Bad attempt at Noir written by screen heavy Leo Gordon. There’s the germ of a good B movie but terrible acting by the entire cast and the need for a few rewrites sink it like a stone…a big stone. The ending was great and it shows that this could have been a lot more with a different cast and a lot of blue pencil.
Burglar Jack Coley (Jack Hogan) breaks into Nan Baker’s (June Kenney) apartment and steals some jewelry and a briefcase with a notebook inside. Back at his cheap motel room he tears out a page to put under the dresser to make it stand even. He throws the notebook in the trash.
Nan calls her boyfriend Allan and tells him what happened. She doesn’t know it but the notebook contained plans for a secret propulsion unit that foreigners want. His clients are not amused especially when the newspaper says a spy ring has been broken up.
Nan goes to an alcoholic who knows his way around. He leads her to Pete’s pawnshop. He doesn’t tell her Jack was in earlier and pawned the jewelry. Pete goes to Nan’s apartment offering to sell her stuff back. Alan comes out of the backroom and strong arms Pete about the notebook. He tells Jack.
Jack is too late. The trash has been picked up and is on its way to be burned. But..he looks at the papers under the dresser.
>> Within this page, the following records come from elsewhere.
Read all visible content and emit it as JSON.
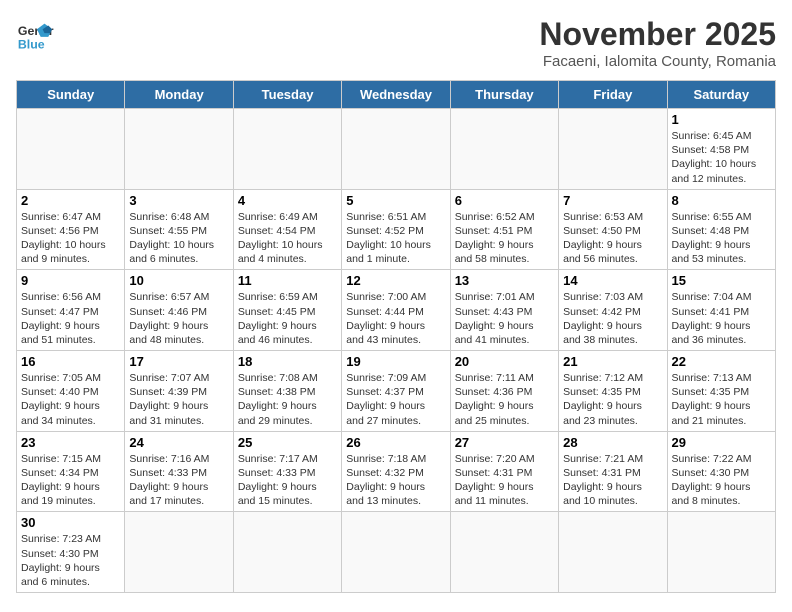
{
  "header": {
    "logo_general": "General",
    "logo_blue": "Blue",
    "title": "November 2025",
    "subtitle": "Facaeni, Ialomita County, Romania"
  },
  "days_of_week": [
    "Sunday",
    "Monday",
    "Tuesday",
    "Wednesday",
    "Thursday",
    "Friday",
    "Saturday"
  ],
  "weeks": [
    [
      {
        "day": "",
        "info": ""
      },
      {
        "day": "",
        "info": ""
      },
      {
        "day": "",
        "info": ""
      },
      {
        "day": "",
        "info": ""
      },
      {
        "day": "",
        "info": ""
      },
      {
        "day": "",
        "info": ""
      },
      {
        "day": "1",
        "info": "Sunrise: 6:45 AM\nSunset: 4:58 PM\nDaylight: 10 hours\nand 12 minutes."
      }
    ],
    [
      {
        "day": "2",
        "info": "Sunrise: 6:47 AM\nSunset: 4:56 PM\nDaylight: 10 hours\nand 9 minutes."
      },
      {
        "day": "3",
        "info": "Sunrise: 6:48 AM\nSunset: 4:55 PM\nDaylight: 10 hours\nand 6 minutes."
      },
      {
        "day": "4",
        "info": "Sunrise: 6:49 AM\nSunset: 4:54 PM\nDaylight: 10 hours\nand 4 minutes."
      },
      {
        "day": "5",
        "info": "Sunrise: 6:51 AM\nSunset: 4:52 PM\nDaylight: 10 hours\nand 1 minute."
      },
      {
        "day": "6",
        "info": "Sunrise: 6:52 AM\nSunset: 4:51 PM\nDaylight: 9 hours\nand 58 minutes."
      },
      {
        "day": "7",
        "info": "Sunrise: 6:53 AM\nSunset: 4:50 PM\nDaylight: 9 hours\nand 56 minutes."
      },
      {
        "day": "8",
        "info": "Sunrise: 6:55 AM\nSunset: 4:48 PM\nDaylight: 9 hours\nand 53 minutes."
      }
    ],
    [
      {
        "day": "9",
        "info": "Sunrise: 6:56 AM\nSunset: 4:47 PM\nDaylight: 9 hours\nand 51 minutes."
      },
      {
        "day": "10",
        "info": "Sunrise: 6:57 AM\nSunset: 4:46 PM\nDaylight: 9 hours\nand 48 minutes."
      },
      {
        "day": "11",
        "info": "Sunrise: 6:59 AM\nSunset: 4:45 PM\nDaylight: 9 hours\nand 46 minutes."
      },
      {
        "day": "12",
        "info": "Sunrise: 7:00 AM\nSunset: 4:44 PM\nDaylight: 9 hours\nand 43 minutes."
      },
      {
        "day": "13",
        "info": "Sunrise: 7:01 AM\nSunset: 4:43 PM\nDaylight: 9 hours\nand 41 minutes."
      },
      {
        "day": "14",
        "info": "Sunrise: 7:03 AM\nSunset: 4:42 PM\nDaylight: 9 hours\nand 38 minutes."
      },
      {
        "day": "15",
        "info": "Sunrise: 7:04 AM\nSunset: 4:41 PM\nDaylight: 9 hours\nand 36 minutes."
      }
    ],
    [
      {
        "day": "16",
        "info": "Sunrise: 7:05 AM\nSunset: 4:40 PM\nDaylight: 9 hours\nand 34 minutes."
      },
      {
        "day": "17",
        "info": "Sunrise: 7:07 AM\nSunset: 4:39 PM\nDaylight: 9 hours\nand 31 minutes."
      },
      {
        "day": "18",
        "info": "Sunrise: 7:08 AM\nSunset: 4:38 PM\nDaylight: 9 hours\nand 29 minutes."
      },
      {
        "day": "19",
        "info": "Sunrise: 7:09 AM\nSunset: 4:37 PM\nDaylight: 9 hours\nand 27 minutes."
      },
      {
        "day": "20",
        "info": "Sunrise: 7:11 AM\nSunset: 4:36 PM\nDaylight: 9 hours\nand 25 minutes."
      },
      {
        "day": "21",
        "info": "Sunrise: 7:12 AM\nSunset: 4:35 PM\nDaylight: 9 hours\nand 23 minutes."
      },
      {
        "day": "22",
        "info": "Sunrise: 7:13 AM\nSunset: 4:35 PM\nDaylight: 9 hours\nand 21 minutes."
      }
    ],
    [
      {
        "day": "23",
        "info": "Sunrise: 7:15 AM\nSunset: 4:34 PM\nDaylight: 9 hours\nand 19 minutes."
      },
      {
        "day": "24",
        "info": "Sunrise: 7:16 AM\nSunset: 4:33 PM\nDaylight: 9 hours\nand 17 minutes."
      },
      {
        "day": "25",
        "info": "Sunrise: 7:17 AM\nSunset: 4:33 PM\nDaylight: 9 hours\nand 15 minutes."
      },
      {
        "day": "26",
        "info": "Sunrise: 7:18 AM\nSunset: 4:32 PM\nDaylight: 9 hours\nand 13 minutes."
      },
      {
        "day": "27",
        "info": "Sunrise: 7:20 AM\nSunset: 4:31 PM\nDaylight: 9 hours\nand 11 minutes."
      },
      {
        "day": "28",
        "info": "Sunrise: 7:21 AM\nSunset: 4:31 PM\nDaylight: 9 hours\nand 10 minutes."
      },
      {
        "day": "29",
        "info": "Sunrise: 7:22 AM\nSunset: 4:30 PM\nDaylight: 9 hours\nand 8 minutes."
      }
    ],
    [
      {
        "day": "30",
        "info": "Sunrise: 7:23 AM\nSunset: 4:30 PM\nDaylight: 9 hours\nand 6 minutes."
      },
      {
        "day": "",
        "info": ""
      },
      {
        "day": "",
        "info": ""
      },
      {
        "day": "",
        "info": ""
      },
      {
        "day": "",
        "info": ""
      },
      {
        "day": "",
        "info": ""
      },
      {
        "day": "",
        "info": ""
      }
    ]
  ]
}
He buys a notebook and puts the papers inside and makes some gibberish papers to full it out. He sells it to Nan who turns it over to Allan.
Allan happily gives it to his clients Reed and Leo. His joy quickly ends when they tell him the papers are fakes. The trail leads back to Jack. They work him over until he tells them about Pete. Reed heads for the pawn shop while Leo keeps an eye on Jack. Jack says he wants some ice for his face. He and Leo go to the motel office where the owner’s son is in the kitchen.
He tells Jack he lined the cat’s litter box with the papers. Jack recovers the papers and knocks Leo out with an ice tray and takes off for Pete’s. When he gets there he finds Pete’s body. He goes to Nan and tells her what happened and he now wants a thousand dollars for the papers.
The movie continues on its amateurish way. I was surprised by the ending and it’s too bad the preceding hour can’t live up to it.
Jack Hogan had better luck on TV playing Private William G.Kirby on “Combat!”(1962-67).